Aku mendongakan mata dan menyipitkan
mataku. Kekesalanku masih belum sirna. “Apakah kau bisa membantuku memunguti
tomat dan kentang?”
“Yeah, sure.” Balasnya dan dengan
sigap, kedua tangannya mengumpulkan kentang yang kebetulan tergeletak
menyedihkan di bawah sepatu botnya.
“Dan ada dua buah kentang di bawah
mobilmu.” Seruku sembari menunjuk dua buah kentang yang berada di kolong mobil
sedannya.
Lelaki itu tersenyum. Mengembalikan tiga
kentang yang dia kumpulkan ke dalam kantong plastik, setelah itu membungkuk dan
menggapai-gapai di kolong sedannya yang mewah. Tak berapa lama dia sudah
berhasil mendapatkan kentangku dan mengembalikannya ke dalam kantong.
“Shukriya.” Ujarku sembari bergegas.
“Kenapa kau harus berterimakasih. Ini
jelas salahku.

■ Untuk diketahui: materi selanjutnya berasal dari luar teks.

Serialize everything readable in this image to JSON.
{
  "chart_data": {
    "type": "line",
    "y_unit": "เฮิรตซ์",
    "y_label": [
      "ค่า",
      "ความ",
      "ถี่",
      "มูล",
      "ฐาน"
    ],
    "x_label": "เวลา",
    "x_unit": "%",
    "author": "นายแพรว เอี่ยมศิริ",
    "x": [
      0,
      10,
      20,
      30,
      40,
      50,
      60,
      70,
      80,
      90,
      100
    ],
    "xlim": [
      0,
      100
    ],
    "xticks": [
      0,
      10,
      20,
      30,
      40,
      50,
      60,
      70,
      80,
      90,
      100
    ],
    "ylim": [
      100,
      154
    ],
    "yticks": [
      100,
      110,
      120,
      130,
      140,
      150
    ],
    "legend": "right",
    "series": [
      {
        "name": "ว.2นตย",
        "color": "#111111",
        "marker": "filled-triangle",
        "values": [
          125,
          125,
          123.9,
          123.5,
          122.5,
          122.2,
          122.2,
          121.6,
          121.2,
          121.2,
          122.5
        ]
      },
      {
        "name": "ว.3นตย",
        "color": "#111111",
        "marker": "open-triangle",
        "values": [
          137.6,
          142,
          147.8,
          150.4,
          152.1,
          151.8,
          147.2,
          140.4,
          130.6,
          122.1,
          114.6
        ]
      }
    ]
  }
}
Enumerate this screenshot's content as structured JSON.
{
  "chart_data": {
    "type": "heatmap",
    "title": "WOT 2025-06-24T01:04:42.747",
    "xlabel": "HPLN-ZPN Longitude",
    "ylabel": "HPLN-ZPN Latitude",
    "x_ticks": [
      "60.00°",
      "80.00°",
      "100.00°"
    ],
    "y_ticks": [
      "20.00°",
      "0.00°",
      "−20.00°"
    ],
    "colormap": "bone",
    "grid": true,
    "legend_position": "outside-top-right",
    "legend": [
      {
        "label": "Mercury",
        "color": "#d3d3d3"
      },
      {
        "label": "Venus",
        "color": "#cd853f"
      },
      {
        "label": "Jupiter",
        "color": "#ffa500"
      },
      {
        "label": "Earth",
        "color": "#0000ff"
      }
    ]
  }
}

Aku harusnya minta maaf kepadamu.” Timpal lelaki itu.
Aku mengangguk. “Aku sudah
memaafkanmu. Tolong jangan sampai ada yang bernasib sama sepertiku. Kamu tadi
mengantuk ya. Atau mabuk? Jika mengantuk atau mabuk sebaiknya tidak usah
mengemudi.” Sindirku.
Lelaki itu tertawa. Tapi sebelum dia menyelesaikan
tawanya aku sudah berlalu dari hadapannya.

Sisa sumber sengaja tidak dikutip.